We investigate stochastic resonance (SR) in an ensemble of coupled overdamped bistable oscillators driven by colored noise. The networks incorporate the weighted contributions of both pairwise coupling and 2-simplex coupling. Our findings show that these higher-order interactions further exacerbate the suppression effect of colored noise on SR, reducing the peak of resonance curves and shifting the optimal noise intensity toward higher values. To clarify the underlying mechanism, we establish a close connection between SR and the four-stage variation in network synchronization level. Specially, the synchronization extremes explain the effect of higher-order coupling and colored noise on SR. Our analysis reveals that higher-order interactions do not reverse, but primarily promote the spatial propagation of suppression effects due to colored noise.

Figures (8)

• Figure 1: Mean-field time series $X(t)$ on the higher-order network (1) for different noise intensities $D$. Parameters: $A=0.2$, $\Omega=0.1$, $N=50$, $\alpha=1$, $\sigma=0.1$. From top to bottom, $D=0.06,\,0.16,\,0.60$. (a) White noise (white-noise limit $\tau=0$); (b) Colored noise ($\tau=0.5$). The red curves in panels (a2) and (b2) show the external periodic forcing $A\sin(\Omega t)$.

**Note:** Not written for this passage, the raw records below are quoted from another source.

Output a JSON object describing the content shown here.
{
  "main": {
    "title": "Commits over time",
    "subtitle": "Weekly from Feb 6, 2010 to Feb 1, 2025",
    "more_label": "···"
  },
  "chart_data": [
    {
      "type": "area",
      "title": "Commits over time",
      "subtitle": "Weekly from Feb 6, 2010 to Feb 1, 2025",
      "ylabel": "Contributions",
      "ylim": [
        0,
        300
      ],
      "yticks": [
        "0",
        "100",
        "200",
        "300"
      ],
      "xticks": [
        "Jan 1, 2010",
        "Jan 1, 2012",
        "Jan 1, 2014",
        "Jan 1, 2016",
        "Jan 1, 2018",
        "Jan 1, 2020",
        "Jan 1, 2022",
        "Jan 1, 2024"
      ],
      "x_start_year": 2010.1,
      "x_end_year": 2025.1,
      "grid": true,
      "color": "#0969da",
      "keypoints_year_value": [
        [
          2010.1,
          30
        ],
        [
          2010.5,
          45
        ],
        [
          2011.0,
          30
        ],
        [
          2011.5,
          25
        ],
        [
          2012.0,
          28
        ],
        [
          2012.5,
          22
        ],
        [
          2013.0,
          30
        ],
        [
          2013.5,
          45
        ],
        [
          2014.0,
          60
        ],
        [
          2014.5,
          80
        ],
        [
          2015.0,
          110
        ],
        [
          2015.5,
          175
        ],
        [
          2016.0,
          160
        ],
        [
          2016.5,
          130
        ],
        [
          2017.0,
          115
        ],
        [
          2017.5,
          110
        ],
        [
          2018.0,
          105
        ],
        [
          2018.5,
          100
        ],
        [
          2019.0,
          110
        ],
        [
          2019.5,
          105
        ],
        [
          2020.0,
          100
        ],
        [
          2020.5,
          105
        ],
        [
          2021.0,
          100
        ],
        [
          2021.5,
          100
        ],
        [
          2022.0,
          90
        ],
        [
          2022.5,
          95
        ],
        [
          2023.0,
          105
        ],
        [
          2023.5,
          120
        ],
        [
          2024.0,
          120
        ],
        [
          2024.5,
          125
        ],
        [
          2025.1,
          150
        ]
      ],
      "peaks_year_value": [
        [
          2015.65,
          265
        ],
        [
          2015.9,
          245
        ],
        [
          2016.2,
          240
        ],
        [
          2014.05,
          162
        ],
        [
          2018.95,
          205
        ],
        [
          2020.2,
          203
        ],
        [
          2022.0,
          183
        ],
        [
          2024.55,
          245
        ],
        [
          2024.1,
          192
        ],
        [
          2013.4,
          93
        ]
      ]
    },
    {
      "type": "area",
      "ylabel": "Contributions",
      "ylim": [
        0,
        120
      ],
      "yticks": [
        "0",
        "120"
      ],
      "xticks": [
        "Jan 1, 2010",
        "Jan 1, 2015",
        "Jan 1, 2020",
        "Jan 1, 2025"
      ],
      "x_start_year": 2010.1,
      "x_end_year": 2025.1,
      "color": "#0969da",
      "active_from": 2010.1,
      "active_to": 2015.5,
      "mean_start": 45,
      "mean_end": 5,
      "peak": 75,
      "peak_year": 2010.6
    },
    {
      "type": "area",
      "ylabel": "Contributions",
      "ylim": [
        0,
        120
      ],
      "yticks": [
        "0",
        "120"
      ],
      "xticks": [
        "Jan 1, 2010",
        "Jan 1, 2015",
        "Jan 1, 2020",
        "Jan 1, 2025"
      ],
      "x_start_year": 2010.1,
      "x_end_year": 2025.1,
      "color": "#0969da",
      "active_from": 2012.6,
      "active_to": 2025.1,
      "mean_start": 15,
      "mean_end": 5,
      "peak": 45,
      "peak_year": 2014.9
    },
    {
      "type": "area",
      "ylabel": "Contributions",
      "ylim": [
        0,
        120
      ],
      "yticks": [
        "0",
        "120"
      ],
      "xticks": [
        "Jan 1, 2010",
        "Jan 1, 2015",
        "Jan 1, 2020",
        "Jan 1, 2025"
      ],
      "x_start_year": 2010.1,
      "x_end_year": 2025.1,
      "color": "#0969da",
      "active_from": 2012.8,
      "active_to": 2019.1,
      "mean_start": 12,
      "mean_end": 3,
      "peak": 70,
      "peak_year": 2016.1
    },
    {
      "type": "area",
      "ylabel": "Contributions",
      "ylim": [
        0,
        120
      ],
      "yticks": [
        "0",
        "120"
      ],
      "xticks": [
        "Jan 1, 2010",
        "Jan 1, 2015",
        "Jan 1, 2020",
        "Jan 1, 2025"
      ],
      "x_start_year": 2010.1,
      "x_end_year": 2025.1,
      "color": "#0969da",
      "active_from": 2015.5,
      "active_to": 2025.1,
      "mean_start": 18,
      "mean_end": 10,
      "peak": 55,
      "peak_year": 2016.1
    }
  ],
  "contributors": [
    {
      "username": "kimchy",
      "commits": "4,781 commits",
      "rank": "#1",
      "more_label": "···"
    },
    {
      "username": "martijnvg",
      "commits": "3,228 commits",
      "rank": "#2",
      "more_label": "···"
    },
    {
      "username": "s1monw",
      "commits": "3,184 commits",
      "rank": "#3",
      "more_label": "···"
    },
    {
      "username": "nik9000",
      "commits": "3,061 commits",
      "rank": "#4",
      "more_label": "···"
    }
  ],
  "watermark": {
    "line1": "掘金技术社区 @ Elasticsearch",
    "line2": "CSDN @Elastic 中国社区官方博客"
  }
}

• Figure 2: Spectral amplification factor $S$ versus noise intensity $D$ for different correlation time $\tau$ on the higher-order network (1), $\alpha=1$. (a) Representative curves for $\tau=0,\,0.1,\,0.2$. (b) Heat map of $S$ in the parameter plane $(D,\tau)$. Other parameters: $A=0.2$, $\Omega=0.1$, $N=50$, $\sigma=0.1$.
• Figure 3: Spectral amplification factor $S$ versus noise intensity $D$ for different weight $\alpha$ of higher-order interactions in the network (1). (a) Purely pairwise network ($\alpha=0$); (b) $\alpha=0.25$; (c) $\alpha=0.5$; (d) $\alpha=0.75$. For the white-noise case with the largest peak (best resonance) in each panel, the corresponding peak values indicated by red dashed lines are $S_{\mathrm{peak}}=15$, $14.2$, $13.5$, and $12.7$, respectively.
• Figure 4: Spectral amplification factor $S$ versus noise intensity $D$ for different coupling strengths $\sigma$ on the higher-order network ($\alpha=1$). Four values of the coupling strength are shown: $\sigma=0.05,\,0.1,\,0.2,\,0.4$. The solid and dotted lines indicate the results of $\tau=0.1$ and $\tau=0.2$, respectively.
• Figure 5: Effect of the correlation time $\tau$ on the spectral amplification factor in higher-order networks driven by power-limited colored noise. (a) $S$ versus $D^{\mathrm{pl}}$ for $\tau=0,\,0.1,\,0.2$; (b) $D^{\mathrm{pl}}_{\mathrm{optimal}}$ and $S_{\mathrm{peak}}$ versus $\tau$. Other parameters are the same as in Fig. \ref{['fig:fig2']}.